SANTIAGO GAMBOA
Une maison à Bogota
Traduction de l'espagnol (Colombie) de François Gaudry
"Les couleurs de certaines maisons étaient délavées par la pluie et la brume, d’autres étaient en ciment, en briques ou en contreplaqué. Des câbles sortaient de tous côtés, des poteaux, des étages, des nœuds de câbles poussiéreux d’où pendaient des chaussures trouées, des tee-shirts déchirés, des caleçons sales. Les rues n’étaient pas goudronnées mais en terre caillouteuse. Des groupes de jeunes passaient, mains dans les poches, capuche sur la tête. “Ils ne vont ni à l’école ni au travail, dit Henry, ils traînent, déambulent d’un endroit à l’autre.”
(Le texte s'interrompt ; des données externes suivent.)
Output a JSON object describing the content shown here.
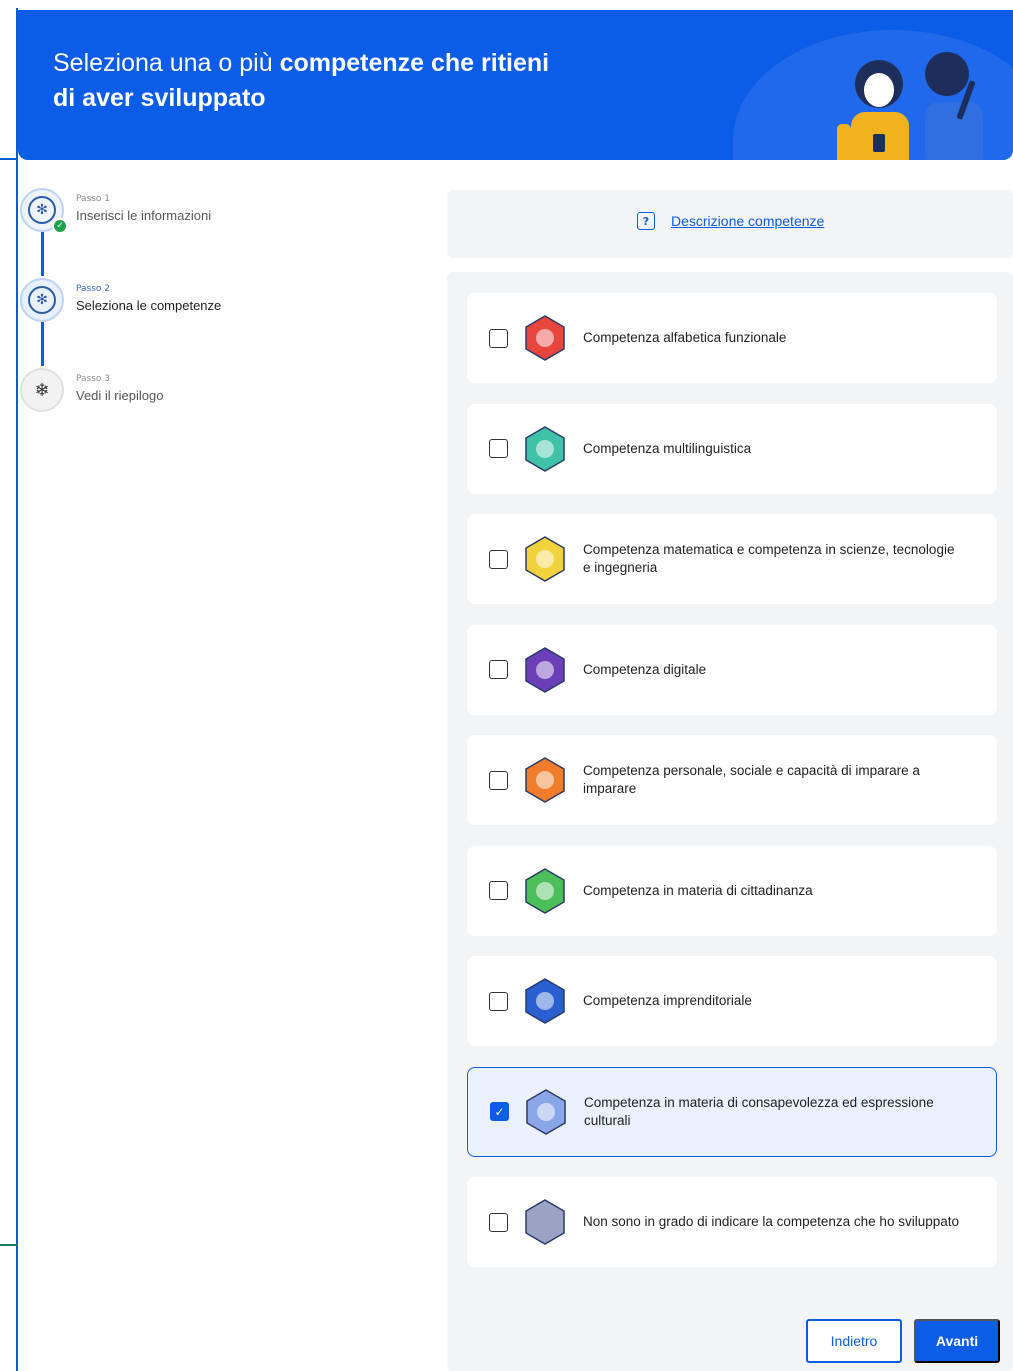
{
  "banner": {
    "title_regular": "Seleziona una o più ",
    "title_bold_1": "competenze che ritieni",
    "title_bold_2": "di aver sviluppato"
  },
  "stepper": {
    "steps": [
      {
        "small": "Passo 1",
        "label": "Inserisci le informazioni",
        "state": "done"
      },
      {
        "small": "Passo 2",
        "label": "Seleziona le competenze",
        "state": "active"
      },
      {
        "small": "Passo 3",
        "label": "Vedi il riepilogo",
        "state": "pending"
      }
    ]
  },
  "description_link": "Descrizione competenze",
  "competences": [
    {
      "label": "Competenza alfabetica funzionale",
      "checked": false,
      "color": "#e8453c"
    },
    {
      "label": "Competenza multilinguistica",
      "checked": false,
      "color": "#3fc2a8"
    },
    {
      "label": "Competenza matematica e competenza in scienze, tecnologie e ingegneria",
      "checked": false,
      "color": "#f2d23c"
    },
    {
      "label": "Competenza digitale",
      "checked": false,
      "color": "#6a3fb8"
    },
    {
      "label": "Competenza personale, sociale e capacità di imparare a imparare",
      "checked": false,
      "color": "#f07d2c"
    },
    {
      "label": "Competenza in materia di cittadinanza",
      "checked": false,
      "color": "#4cbe5a"
    },
    {
      "label": "Competenza imprenditoriale",
      "checked": false,
      "color": "#2a5fd0"
    },
    {
      "label": "Competenza in materia di consapevolezza ed espressione culturali",
      "checked": true,
      "color": "#8aa6e8"
    },
    {
      "label": "Non sono in grado di indicare la competenza che ho sviluppato",
      "checked": false,
      "color": "#9aa3c4"
    }
  ],
  "buttons": {
    "back": "Indietro",
    "next": "Avanti"
  },
  "colors": {
    "primary": "#0b5ce6",
    "panel": "#f3f4f6",
    "success": "#1aa34a"
  }
}
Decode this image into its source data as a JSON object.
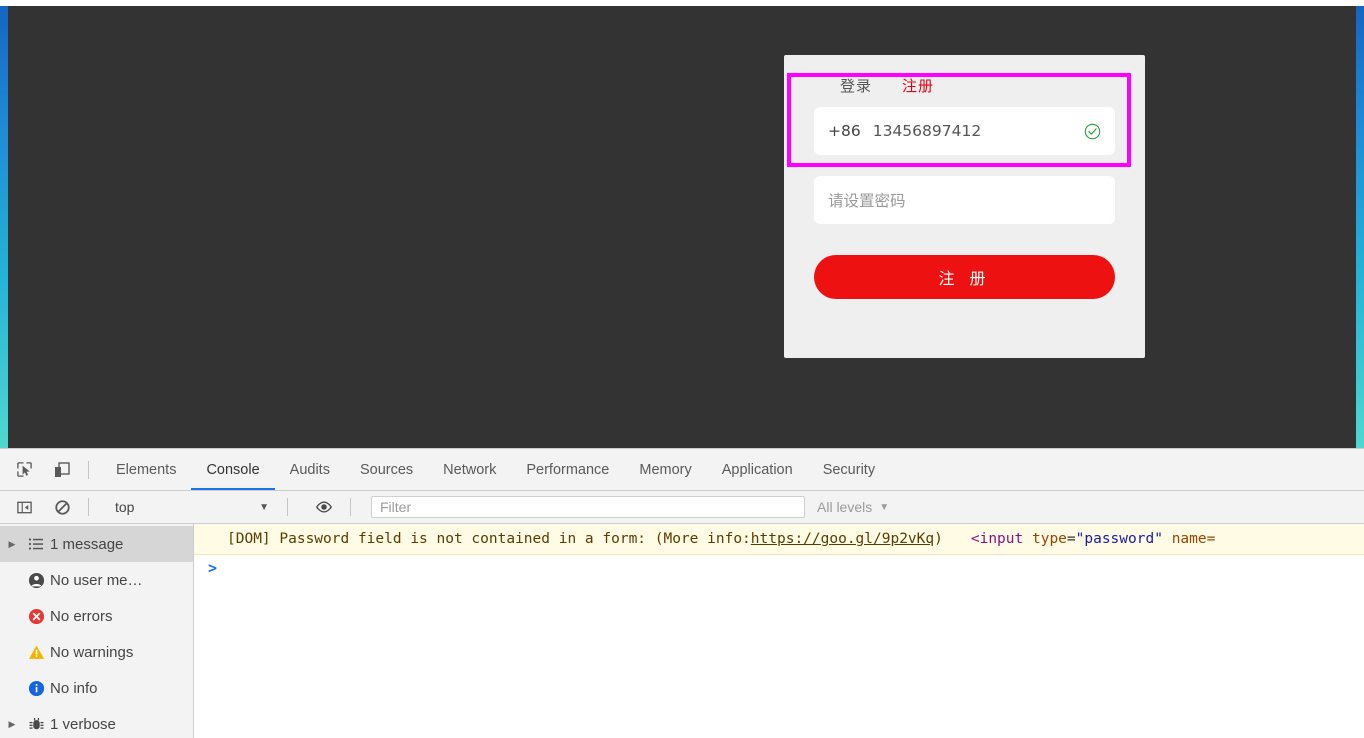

"Nous habitions dans le quartier de Santa Ana, pas le Santa Ana d’en haut, où vivent les riches, mais entre la 7e et la 9e rues, à cette époque un mélange de classe moyenne en déclin et de “classe inférieure supérieure”, ce qui revient à dire : le condensé le plus pur d’arrivisme, de complexes et de ressentiment social. Je ne sais pas, je suis peut-être injuste, mais c’est le souvenir que j’en garde. Nous n’étions pas une famille heureuse et, comme dans le roman de Tolstoï, elle était malheureuse à sa façon, bien qu’en y repensant sa seule originalité tenait à la manière dont elle mettait en scène sa frustration et son ressentiment. C’est donc là que je suis né. Dans une maison d’un étage, vieille et laide comme toutes celles du quartier. Près d’un canal d’eaux noires."